Chipmakers Nvidia fell 4.4%, Apple 2.4% and Microsoft 3.6%. The wider technology sector is also grappling with global chip and parts shortages due to the virus pandemic. It could get worse as factories in parts of China are struggling with power shortages.
Companies are warning that supply chain problems and high prices could curtail sales and profits. The Federal Reserve has maintained that rising inflation is temporary and linked to those supply chain disruptions as the economy recovers from the pandemic.
Meanwhile, Asian stocks fell sharply on Wednesday after a broader fall on Wall Street as investors reacted to a jump in US government bond yields.

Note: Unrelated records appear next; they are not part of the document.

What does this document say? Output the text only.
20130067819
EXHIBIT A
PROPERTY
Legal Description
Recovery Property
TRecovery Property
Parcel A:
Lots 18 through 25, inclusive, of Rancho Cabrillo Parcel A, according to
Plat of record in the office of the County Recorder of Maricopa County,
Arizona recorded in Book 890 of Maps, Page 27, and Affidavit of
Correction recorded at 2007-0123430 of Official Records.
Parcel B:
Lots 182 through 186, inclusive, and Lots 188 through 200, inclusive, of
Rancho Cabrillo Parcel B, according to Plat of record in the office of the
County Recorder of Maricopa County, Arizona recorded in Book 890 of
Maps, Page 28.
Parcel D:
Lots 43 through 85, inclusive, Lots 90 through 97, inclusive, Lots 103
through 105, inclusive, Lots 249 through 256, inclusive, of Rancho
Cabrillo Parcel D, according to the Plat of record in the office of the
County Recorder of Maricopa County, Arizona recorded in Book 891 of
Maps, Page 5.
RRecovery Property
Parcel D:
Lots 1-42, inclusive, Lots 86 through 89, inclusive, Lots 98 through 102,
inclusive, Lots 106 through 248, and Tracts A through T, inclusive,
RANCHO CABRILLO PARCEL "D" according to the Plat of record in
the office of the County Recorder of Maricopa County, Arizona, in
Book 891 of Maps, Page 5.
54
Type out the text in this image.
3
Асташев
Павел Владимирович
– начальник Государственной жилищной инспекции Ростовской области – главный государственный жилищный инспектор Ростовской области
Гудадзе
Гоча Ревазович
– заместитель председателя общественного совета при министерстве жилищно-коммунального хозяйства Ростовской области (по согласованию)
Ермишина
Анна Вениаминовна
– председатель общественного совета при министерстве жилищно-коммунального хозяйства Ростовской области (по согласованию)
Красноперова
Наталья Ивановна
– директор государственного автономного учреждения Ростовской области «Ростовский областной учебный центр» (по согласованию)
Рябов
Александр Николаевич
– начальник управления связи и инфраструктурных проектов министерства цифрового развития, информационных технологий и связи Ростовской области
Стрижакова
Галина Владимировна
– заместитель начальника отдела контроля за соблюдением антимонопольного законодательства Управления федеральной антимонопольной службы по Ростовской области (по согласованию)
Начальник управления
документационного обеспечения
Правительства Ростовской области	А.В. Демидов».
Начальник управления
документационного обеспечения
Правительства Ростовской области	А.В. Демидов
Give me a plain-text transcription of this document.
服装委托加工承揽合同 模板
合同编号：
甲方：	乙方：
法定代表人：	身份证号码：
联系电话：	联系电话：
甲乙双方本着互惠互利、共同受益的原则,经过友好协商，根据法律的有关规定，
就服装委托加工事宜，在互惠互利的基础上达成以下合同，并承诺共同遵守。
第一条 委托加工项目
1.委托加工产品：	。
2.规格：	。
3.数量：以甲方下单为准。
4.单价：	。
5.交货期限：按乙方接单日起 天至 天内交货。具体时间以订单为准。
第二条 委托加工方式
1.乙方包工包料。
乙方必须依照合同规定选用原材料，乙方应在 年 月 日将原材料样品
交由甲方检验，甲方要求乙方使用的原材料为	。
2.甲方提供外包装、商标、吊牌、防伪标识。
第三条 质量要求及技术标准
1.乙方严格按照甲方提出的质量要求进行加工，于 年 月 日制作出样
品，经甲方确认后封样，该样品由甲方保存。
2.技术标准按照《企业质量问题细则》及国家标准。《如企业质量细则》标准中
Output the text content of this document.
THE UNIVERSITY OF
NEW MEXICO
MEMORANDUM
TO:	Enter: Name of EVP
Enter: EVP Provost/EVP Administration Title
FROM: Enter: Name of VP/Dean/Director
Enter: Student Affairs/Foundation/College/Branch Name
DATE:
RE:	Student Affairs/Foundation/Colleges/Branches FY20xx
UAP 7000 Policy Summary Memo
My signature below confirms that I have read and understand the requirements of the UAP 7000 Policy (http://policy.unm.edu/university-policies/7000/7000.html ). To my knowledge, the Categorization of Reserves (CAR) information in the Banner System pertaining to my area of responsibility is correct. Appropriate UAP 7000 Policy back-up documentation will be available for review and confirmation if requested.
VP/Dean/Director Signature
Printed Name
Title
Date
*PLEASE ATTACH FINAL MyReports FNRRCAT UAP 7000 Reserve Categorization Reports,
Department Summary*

Tokyo’s Nikkei 225 fell 2.1% to 29,544.29 and Seoul’s Kospi fell 1.2% to 3,062.18. The Shanghai Composite Index ended 1.6% lower at 3,544.07. In Sydney, the S&P/ASX 200 closed down 1.4% at 7,174.20.
Hong Kong’s Hang Seng index reversed earlier losses, rising 0.6% to 24,639.86, after troubled property developer Evergrande Group said it was selling a 9.9 billion yuan ($1.5 billion) stake in Shengjing Bank – its A step towards addressing the cash crunch.
Hong Kong-traded shares of Evergrande jumped 10.9%.
In Japan, the choice of former Foreign Minister Fumio Kishida to lead the party and thus become the next prime minister by the ruling Liberal Democrats came after markets closed.
Kishida, 64, is seen as an establishment, though he has called for measures to address rising inequality in Japan, the world’s third-largest economy.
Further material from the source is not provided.